Seed Spot is a non-profit incubator for entrepreneurs, but this summer it also was in the business of helping school kids succeed by immersing them in an intense course focused on launching a business.
"I think as a community, really looking at and investing in the next generation of entrepreneurs [is important], and so much of what sparks a young person materializes for the rest of their life."
Professor Deborah Ball at Arizona State University's Mary Lou Fulton Teachers College says the Seed Spot program is right on spot.
"We know through research that kids that have more hours of experience outside the classroom do better in school," she said.
Ball says it is critical for parents to get their children involved in extracurricular activities.
"They see in their experiences -- whether it is gymnastics or hiking or going to a museum or going to a park or fishing or whatever the case may be -- it gives them experiences they can connect to the classroom as things come up. Those light bulbs start going off for the kids."
For Katia Lopes-Gilbert, the skills learned at Seed Spot and during internships are bringing classroom concepts to life.
"When you are in a surrounding like this, I would learn what it takes to push an idea through and make it actually happen, rather than learning how to memorize A, B and C," she said.
Seed Spot focuses on businesses tackling social issues, something Ball says is especially valuable.
"It also gives them a sense of social responsibility," she explained. "It helps with understanding democracy and how we make social change in our communities.

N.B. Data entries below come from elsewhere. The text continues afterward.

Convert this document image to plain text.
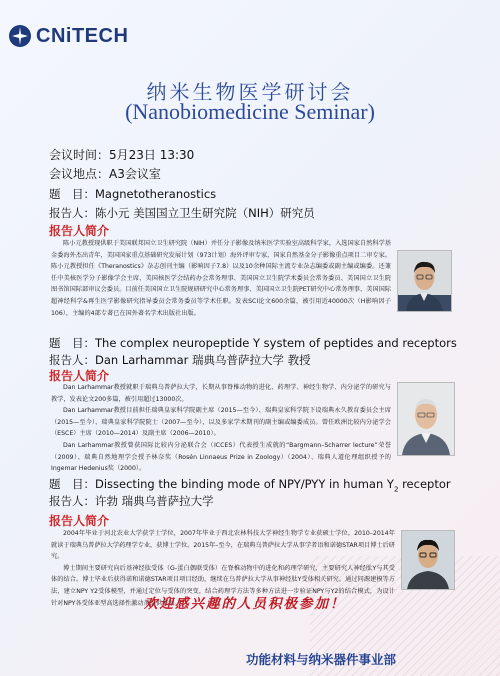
CNiTECH
纳米生物医学研讨会
(Nanobiomedicine Seminar)
会议时间：5月23日 13:30
会议地点：A3会议室
题　目：Magnetotheranostics
报告人：陈小元 美国国立卫生研究院（NIH）研究员
报告人简介
陈小元教授现供职于美国联邦国立卫生研究院（NIH）并任分子影像及纳米医学实验室高级科学家，入选国家自然科学基金委海外杰出青年，美国国家重点基础研究发展计划（973计划）海外评审专家，国家自然基金分子影像重点项目二审专家。陈小元教授担任《Theranostics》杂志创刊主编（影响因子7.8）以及10余种国际主流专业杂志编委或副主编或编委。还兼任中美核医学分子影像学会主席、美国核医学会结药办会常务理事、美国国立卫生院学术委员会常务委员、美国国立卫生院图书馆国际部审议会委员。目前任美国国立卫生院规研研究中心常务理事、美国国立卫生院PET研究中心常务理事、美国国际超神经科学&再生医学影像研究指导委员会常务委员等学术任职。发表SCI论文600余篇，被引用近40000次（H影响因子106），主编的4部专著已在国外著名学术出版社出版。
题　目：The complex neuropeptide Y system of peptides and receptors
报告人：Dan Larhammar 瑞典乌普萨拉大学 教授
报告人简介

Dan Larhammar教授就职于瑞典乌普萨拉大学，长期从事脊椎动物的进化、药理学、神经生物学、内分泌学的研究与教学，发表论文200多篇，被引用超过13000次。

Dan Larhammar教授目前担任瑞典皇家科学院副主席（2015—至今）、瑞典皇家科学院下设瑞典永久教育委员会主席（2015—至今）、瑞典皇家科学院院士（2007—至今），以及多家学术期刊的副主编或编委成员。曾任欧洲比较内分泌学会（ESCE）主席（2010—2014）及副主席（2006—2010）。

Dan Larhammar教授曾获国际比较内分泌联合会（ICCES）代表授生成就的“Bargmann–Scharrer lecture”荣誉（2009）、瑞典自然地理学会授予林奈奖（Rosén Linnaeus Prize in Zoology）（2004）、瑞典人道伦理组织授予的Ingemar Hedenius奖（2000）。

题　目：Dissecting the binding mode of NPY/PYY in human $Y_2$ receptor
报告人：许勃 瑞典乌普萨拉大学
报告人简介

2004年毕业于河北农业大学获学士学位，2007年毕业于西北农林科技大学神经生物学专业获硕士学位。2010–2014年就读于瑞典乌普萨拉大学药理学专业，获博士学位。2015年–至今，在瑞典乌普萨拉大学从事学者语和诺德STAR项目博士后研究。

博士期间主要研究向后基神经肽受体（G-蛋白偶联受体）在脊椎动物中的进化和药理学研究，主要研究人神经肽Y与其受体的结合。博士毕业后获得诺和诺德STAR项目项目经助，继续在乌普萨拉大学从事神经肽Y受体相关研究。通过同源建模等方法，建立NPY Y2受体模型，并通过定位与受体的突变，结合药理学方法等多种方法进一步验证NPY与Y2的结合模式，为设计针对NPY各受体亚型高选择性激动剂提供依据。

欢迎感兴趣的人员积极参加！
功能材料与纳米器件事业部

It helps with things like, 'Why is it important for me to vote?'"
Extracurricular activities also teach time management and teamwork.
"We want to teach students how to talk and network and broadcast their ideas to a large audience," Seed Spot's Corrine Perry said.
Ball could not agree more.
"All of those things are going to build team skills," she said. "It helps students work collaboratively together. It helps with their communication skills, and that actually helps them in the classroom later on, as well."
Perry says students also learn what can be a hard, but valuable, lesson.
"There is always failure," she explained. "We are going to teach them how to fail at solving a problem and re-attacking it."
Lopes-Gilbert says the Seed Spot program gave her courage.
"[I learned] to have more faith in myself as to what I can accomplish," she said.
The goal is to build a framework of success that is in the classroom that is all around us, something Klein hopes will serve students for a lifetime,
"So if we can have an influence in a high school student's life now, to empower them to create change in the world forever, we have done a really good job," she said.